Try it with coins: First, flip a nickel and a dime. There quite clearly are four possibilities: (N=H, D=H), (N=H, D=T), (N=T, D=H), and (N=T, D=T). Each, also quite clearly, has a probability of 1/4; so the probability of two heads is 1/4, the probability of two tails is 1/4, and the probability of one of each is 1/2.
Then repeat the same experiment with two absolutely identical quarters. There now seem to be three combinations we can discern: (Both H), (Both T), and (one H and one T). But do you really think the odds change to 1/3 for each combination just because the coins are now identical? I certainly hope not.
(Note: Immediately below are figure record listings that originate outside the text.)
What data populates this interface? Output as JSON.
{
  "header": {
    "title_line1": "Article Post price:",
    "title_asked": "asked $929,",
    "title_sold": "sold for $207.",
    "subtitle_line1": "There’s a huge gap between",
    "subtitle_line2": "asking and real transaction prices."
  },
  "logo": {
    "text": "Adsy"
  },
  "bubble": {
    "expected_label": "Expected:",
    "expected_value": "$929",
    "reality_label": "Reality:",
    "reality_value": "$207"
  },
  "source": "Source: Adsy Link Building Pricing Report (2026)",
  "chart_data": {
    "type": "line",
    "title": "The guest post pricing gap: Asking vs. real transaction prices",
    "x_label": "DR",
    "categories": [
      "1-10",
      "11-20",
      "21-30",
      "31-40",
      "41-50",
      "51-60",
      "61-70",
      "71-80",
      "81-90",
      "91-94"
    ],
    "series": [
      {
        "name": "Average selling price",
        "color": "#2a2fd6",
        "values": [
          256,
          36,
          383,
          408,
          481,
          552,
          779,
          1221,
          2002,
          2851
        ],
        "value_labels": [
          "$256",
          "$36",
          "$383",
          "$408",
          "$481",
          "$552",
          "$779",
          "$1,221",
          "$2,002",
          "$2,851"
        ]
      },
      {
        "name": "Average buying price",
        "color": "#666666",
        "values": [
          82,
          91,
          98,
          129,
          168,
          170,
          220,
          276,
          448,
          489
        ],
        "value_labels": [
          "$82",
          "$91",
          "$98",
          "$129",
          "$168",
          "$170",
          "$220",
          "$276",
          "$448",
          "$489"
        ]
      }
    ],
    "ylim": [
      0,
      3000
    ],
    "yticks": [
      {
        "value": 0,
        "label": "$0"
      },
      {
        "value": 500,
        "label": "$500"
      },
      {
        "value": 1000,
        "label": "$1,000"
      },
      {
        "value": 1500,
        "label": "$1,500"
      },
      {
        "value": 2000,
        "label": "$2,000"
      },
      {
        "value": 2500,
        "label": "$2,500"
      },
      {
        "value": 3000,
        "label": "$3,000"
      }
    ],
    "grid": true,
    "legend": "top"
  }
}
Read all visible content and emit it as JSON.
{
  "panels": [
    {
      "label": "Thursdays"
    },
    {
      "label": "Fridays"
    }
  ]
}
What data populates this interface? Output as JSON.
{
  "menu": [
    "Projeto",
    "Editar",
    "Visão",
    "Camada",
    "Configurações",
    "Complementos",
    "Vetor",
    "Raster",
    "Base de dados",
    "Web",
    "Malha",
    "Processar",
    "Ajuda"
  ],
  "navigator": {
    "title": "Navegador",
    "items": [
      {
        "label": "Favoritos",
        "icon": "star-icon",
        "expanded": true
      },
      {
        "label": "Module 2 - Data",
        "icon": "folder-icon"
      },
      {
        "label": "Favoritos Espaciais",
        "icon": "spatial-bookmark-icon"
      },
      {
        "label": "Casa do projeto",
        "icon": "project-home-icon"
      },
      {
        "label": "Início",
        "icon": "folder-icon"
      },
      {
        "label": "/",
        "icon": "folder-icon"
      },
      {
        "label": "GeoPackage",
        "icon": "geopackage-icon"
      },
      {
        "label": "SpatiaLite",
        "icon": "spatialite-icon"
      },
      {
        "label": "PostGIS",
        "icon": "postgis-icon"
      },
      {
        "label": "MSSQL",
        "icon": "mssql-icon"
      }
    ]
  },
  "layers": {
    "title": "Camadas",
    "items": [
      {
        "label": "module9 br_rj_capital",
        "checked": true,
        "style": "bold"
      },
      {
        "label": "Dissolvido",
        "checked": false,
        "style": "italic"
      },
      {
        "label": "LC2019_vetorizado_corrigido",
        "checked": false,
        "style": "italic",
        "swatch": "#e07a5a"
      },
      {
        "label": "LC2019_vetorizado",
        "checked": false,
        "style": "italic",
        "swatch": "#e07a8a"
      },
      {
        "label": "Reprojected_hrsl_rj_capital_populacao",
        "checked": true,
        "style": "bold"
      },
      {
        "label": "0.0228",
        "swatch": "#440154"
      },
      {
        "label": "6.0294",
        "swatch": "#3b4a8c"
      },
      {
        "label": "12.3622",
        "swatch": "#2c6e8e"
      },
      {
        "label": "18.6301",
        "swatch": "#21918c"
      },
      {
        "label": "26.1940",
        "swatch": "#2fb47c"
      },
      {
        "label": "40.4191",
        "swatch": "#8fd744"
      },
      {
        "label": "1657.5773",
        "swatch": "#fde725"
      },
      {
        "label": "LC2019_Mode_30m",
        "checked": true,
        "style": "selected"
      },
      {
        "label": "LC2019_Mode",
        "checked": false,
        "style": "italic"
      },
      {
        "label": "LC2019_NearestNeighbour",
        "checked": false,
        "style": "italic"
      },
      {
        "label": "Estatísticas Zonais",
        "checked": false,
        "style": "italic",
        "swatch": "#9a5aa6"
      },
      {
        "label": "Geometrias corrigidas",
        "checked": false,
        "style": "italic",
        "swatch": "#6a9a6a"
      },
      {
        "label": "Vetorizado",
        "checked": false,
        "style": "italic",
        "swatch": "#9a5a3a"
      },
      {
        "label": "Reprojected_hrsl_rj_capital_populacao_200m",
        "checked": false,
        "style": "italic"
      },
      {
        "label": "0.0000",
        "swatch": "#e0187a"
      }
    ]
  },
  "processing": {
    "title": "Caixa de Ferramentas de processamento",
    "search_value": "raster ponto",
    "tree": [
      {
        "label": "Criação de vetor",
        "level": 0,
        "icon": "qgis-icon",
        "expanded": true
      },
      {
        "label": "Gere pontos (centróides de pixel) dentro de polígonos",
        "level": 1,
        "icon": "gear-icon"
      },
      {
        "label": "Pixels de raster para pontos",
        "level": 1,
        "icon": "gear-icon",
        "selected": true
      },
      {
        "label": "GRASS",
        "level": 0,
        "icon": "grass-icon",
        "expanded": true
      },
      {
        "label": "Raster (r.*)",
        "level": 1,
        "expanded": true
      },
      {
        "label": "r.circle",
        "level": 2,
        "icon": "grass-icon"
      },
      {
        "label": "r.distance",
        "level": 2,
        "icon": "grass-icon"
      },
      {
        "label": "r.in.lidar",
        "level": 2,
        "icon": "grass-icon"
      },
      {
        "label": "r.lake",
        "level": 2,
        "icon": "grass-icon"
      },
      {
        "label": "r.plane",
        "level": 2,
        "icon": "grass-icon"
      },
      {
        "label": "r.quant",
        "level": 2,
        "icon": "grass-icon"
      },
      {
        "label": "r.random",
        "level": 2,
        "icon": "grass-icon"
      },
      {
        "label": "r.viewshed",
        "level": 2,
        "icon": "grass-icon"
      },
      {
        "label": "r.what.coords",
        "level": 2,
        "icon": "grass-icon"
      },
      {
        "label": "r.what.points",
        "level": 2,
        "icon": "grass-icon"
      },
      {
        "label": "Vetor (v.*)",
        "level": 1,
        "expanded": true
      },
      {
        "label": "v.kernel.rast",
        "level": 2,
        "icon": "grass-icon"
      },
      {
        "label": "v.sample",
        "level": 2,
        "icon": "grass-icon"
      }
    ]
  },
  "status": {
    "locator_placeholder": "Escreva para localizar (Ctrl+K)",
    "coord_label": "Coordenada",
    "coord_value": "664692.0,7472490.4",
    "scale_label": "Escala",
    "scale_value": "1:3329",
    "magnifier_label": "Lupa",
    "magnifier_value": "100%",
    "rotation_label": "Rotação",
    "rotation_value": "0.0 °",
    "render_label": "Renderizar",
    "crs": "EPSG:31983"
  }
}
Even though you can't see the difference between the coins, they still are different coins, and the ways that the different combinations can occur still depend on that difference.
When we count possibilities for two-child families, age-order matters only because we have to acknowledge that the two children are different from each other. Even if we aren't given any information that distinguishes them, that difference still matters.
But as for the probability paradox you mentioned, the answer depends on how you "know" that one is a boy. If it is because you asked if the family had any boys, then every BB, BG, or GB family would answer "yes" and the answer is 1/3. But if you learned that fact incidentally, then you could have learned a BG of GB family has a girl. You can only count half of them, and the answer is 1/2.